The inclusion of Ray reflects the foundation’s broader strategy to build a unified open ecosystem spanning model development, serving, and distributed execution. Originally developed at UC Berkeley’s RISELab, Ray provides a compact set of Python primitives that make distributed computation as intuitive as writing local code, enabling developers to scale training, tuning, and inference workloads seamlessly.
The addition of Ray complements other recent projects under the foundation’s umbrella, including DeepSpeed for distributed training and vLLM for high-throughput inference. Together, PyTorch, DeepSpeed, vLLM, and Ray form a cohesive, open-source stack that covers the full model lifecycle—from experimentation to production-scale deployment.

In parallel, the Meta PyTorch team introduced PyTorch Monarch, a framework designed to abstract entire GPU clusters as a single logical device. Monarch’s array-like mesh interface allows developers to express parallelism using Pythonic constructs while the system automatically manages data and computation distribution. Built on a Rust-based backend, Monarch aims to combine performance with safety, thereby reducing the cognitive load associated with distributed programming.
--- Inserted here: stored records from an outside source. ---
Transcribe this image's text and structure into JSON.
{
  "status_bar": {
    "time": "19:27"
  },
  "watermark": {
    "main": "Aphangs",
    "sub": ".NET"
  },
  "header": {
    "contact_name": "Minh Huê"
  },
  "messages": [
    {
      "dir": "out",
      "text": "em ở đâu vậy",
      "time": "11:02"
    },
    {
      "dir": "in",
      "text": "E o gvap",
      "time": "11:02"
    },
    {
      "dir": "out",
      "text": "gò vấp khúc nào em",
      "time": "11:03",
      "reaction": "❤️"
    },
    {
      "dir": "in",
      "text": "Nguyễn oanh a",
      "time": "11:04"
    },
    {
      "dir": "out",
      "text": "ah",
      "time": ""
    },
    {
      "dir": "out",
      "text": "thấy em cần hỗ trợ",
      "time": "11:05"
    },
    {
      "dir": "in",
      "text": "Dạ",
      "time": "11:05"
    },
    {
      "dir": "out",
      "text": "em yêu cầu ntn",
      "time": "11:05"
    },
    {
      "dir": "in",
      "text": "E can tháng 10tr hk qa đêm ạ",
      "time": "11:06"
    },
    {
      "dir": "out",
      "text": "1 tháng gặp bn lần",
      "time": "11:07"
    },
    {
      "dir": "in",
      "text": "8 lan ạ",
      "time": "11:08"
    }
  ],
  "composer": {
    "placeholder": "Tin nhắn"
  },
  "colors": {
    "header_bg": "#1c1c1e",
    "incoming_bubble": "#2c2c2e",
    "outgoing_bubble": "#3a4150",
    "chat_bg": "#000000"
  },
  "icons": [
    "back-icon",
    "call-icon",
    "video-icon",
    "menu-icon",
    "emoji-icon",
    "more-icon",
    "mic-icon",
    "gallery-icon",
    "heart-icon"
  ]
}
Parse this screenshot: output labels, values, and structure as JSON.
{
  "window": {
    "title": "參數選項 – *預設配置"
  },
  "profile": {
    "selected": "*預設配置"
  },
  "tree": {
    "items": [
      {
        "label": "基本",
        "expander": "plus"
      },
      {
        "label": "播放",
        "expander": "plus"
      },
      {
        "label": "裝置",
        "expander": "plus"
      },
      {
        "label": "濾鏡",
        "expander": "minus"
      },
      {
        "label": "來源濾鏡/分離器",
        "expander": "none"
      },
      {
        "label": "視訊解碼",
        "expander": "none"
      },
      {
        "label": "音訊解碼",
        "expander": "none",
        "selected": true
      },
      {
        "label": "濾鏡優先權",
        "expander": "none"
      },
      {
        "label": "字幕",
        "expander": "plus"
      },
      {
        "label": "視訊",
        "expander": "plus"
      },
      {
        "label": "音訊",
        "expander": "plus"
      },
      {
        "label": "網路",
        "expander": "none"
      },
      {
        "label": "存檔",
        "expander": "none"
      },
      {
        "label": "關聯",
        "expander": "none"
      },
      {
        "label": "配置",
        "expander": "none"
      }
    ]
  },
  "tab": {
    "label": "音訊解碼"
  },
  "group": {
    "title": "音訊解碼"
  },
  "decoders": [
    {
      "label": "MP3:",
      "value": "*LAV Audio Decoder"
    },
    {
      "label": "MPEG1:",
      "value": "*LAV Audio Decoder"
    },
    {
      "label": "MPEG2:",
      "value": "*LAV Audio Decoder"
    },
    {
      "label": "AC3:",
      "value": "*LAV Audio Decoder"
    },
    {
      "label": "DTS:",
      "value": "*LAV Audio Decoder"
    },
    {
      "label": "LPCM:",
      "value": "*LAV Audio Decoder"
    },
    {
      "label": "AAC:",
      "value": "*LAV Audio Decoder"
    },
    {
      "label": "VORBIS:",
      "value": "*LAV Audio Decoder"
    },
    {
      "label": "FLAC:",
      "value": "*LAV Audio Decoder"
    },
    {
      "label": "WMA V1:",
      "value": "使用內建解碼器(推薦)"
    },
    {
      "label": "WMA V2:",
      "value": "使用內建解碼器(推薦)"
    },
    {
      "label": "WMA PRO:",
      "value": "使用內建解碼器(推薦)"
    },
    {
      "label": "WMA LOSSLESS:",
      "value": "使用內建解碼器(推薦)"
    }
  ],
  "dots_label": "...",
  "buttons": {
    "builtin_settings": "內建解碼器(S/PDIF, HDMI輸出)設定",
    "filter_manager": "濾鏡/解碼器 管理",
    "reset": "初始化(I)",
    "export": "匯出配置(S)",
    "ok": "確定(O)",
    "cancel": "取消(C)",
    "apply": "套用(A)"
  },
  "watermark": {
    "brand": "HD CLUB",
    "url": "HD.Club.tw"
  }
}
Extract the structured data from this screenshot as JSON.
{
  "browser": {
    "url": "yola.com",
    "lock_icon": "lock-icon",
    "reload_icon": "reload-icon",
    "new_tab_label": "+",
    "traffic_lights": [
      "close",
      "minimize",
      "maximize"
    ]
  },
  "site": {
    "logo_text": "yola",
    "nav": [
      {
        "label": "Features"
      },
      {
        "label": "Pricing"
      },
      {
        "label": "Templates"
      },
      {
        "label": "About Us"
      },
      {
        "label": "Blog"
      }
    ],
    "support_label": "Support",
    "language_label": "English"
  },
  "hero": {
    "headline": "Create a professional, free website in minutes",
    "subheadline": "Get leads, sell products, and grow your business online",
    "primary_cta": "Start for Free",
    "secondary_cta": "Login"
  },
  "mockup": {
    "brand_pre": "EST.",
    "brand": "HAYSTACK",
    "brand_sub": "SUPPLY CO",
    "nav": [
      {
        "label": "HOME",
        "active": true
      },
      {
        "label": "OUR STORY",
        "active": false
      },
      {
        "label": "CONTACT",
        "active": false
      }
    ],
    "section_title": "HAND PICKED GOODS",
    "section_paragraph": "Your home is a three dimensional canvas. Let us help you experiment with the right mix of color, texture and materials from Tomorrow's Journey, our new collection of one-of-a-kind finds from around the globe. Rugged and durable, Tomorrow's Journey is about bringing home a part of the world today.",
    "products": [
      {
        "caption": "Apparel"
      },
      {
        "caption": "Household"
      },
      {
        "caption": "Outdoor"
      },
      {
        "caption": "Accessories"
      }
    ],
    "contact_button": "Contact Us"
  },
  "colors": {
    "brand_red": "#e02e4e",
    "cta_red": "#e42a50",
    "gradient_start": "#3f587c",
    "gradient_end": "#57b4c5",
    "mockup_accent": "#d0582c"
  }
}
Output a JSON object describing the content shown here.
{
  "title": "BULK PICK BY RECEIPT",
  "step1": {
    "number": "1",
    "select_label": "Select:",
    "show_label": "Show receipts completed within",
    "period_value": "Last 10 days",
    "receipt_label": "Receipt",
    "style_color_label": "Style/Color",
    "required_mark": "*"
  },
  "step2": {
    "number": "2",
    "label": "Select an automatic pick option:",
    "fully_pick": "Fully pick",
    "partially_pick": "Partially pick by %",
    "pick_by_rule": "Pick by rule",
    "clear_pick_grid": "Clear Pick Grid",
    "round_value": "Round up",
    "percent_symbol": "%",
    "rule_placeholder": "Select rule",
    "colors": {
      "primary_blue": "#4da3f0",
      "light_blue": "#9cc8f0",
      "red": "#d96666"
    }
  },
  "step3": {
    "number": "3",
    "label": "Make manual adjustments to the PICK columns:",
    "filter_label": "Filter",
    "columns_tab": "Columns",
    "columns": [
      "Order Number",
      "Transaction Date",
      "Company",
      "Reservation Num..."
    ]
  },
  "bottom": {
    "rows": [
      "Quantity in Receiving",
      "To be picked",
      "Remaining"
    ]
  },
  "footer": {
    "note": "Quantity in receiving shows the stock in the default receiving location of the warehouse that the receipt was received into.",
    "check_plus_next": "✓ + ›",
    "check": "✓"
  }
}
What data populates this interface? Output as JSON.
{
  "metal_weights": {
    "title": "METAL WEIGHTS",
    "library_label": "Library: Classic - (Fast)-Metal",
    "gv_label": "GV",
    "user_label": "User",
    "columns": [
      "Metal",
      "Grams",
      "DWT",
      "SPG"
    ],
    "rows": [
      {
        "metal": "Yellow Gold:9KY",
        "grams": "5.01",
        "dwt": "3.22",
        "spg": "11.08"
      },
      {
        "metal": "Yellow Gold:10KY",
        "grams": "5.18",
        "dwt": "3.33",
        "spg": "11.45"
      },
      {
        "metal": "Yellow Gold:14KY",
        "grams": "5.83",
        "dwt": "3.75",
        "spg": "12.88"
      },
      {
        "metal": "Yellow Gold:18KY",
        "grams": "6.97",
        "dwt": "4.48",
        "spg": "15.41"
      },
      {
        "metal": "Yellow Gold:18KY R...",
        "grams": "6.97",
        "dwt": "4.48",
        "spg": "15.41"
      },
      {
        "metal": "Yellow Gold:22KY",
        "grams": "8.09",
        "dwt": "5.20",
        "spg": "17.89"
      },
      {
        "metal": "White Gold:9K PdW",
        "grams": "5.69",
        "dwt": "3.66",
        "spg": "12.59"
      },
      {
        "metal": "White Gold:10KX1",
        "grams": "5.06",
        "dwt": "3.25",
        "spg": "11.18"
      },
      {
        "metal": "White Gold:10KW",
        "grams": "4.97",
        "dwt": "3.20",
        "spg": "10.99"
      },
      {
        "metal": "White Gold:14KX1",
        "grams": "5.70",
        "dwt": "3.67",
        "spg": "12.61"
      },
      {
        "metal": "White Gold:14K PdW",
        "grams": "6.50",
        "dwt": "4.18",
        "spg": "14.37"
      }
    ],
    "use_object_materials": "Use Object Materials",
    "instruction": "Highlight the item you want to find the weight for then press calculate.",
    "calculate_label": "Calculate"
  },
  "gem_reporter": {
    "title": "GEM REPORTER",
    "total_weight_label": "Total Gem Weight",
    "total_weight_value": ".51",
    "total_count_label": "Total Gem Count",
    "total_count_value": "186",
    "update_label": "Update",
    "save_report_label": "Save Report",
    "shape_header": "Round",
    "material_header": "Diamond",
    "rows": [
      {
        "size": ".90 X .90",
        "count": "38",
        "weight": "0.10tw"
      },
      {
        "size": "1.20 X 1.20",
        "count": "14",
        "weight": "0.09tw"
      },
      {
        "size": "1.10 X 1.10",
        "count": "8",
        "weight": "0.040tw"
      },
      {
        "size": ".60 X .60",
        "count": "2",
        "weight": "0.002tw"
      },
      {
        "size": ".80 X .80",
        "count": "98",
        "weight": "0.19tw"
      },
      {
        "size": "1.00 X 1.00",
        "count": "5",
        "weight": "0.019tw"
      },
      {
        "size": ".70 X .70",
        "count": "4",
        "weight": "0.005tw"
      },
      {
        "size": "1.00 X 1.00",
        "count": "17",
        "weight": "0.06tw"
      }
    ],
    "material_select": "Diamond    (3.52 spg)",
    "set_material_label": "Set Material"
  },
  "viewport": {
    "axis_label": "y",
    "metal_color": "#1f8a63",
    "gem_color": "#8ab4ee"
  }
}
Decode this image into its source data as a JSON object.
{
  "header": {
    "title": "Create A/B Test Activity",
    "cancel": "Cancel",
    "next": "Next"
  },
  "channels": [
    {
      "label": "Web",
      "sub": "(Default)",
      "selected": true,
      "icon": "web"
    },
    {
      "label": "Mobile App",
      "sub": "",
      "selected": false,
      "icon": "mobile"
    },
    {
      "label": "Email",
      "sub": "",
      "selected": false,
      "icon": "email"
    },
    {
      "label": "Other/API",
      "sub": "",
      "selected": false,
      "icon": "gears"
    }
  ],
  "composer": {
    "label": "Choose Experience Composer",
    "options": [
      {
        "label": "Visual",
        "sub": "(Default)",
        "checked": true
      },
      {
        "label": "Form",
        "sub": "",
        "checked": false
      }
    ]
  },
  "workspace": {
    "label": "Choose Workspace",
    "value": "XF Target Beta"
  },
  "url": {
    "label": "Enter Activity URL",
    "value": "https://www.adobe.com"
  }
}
The conference further emphasized open collaboration in foundation model development and research. In a keynote, Percy Liang from Stanford University introduced Marin, an open lab under the Center for Research on Foundation Models, which seeks to make frontier AI development fully transparent by releasing datasets, code, hyperparameters, and training logs to enable reproducibility and community participation.
Similarly, Nathan Lambert, a senior research scientist at Ai2, presented Olmo-Thinking. This is an open reasoning model that has disclosed details about the training process, model architecture decisions, data sourcing, and training code design, which are often absent in closed model releases. These efforts align with a broader movement toward open and reproducible foundation models.
By expanding its scope beyond core framework development, the PyTorch Foundation is positioning itself as a central hub for open AI infrastructure. The upcoming 2026 PyTorch Conference in San Jose is expected to continue this focus on ecosystem collaboration and developer enablement.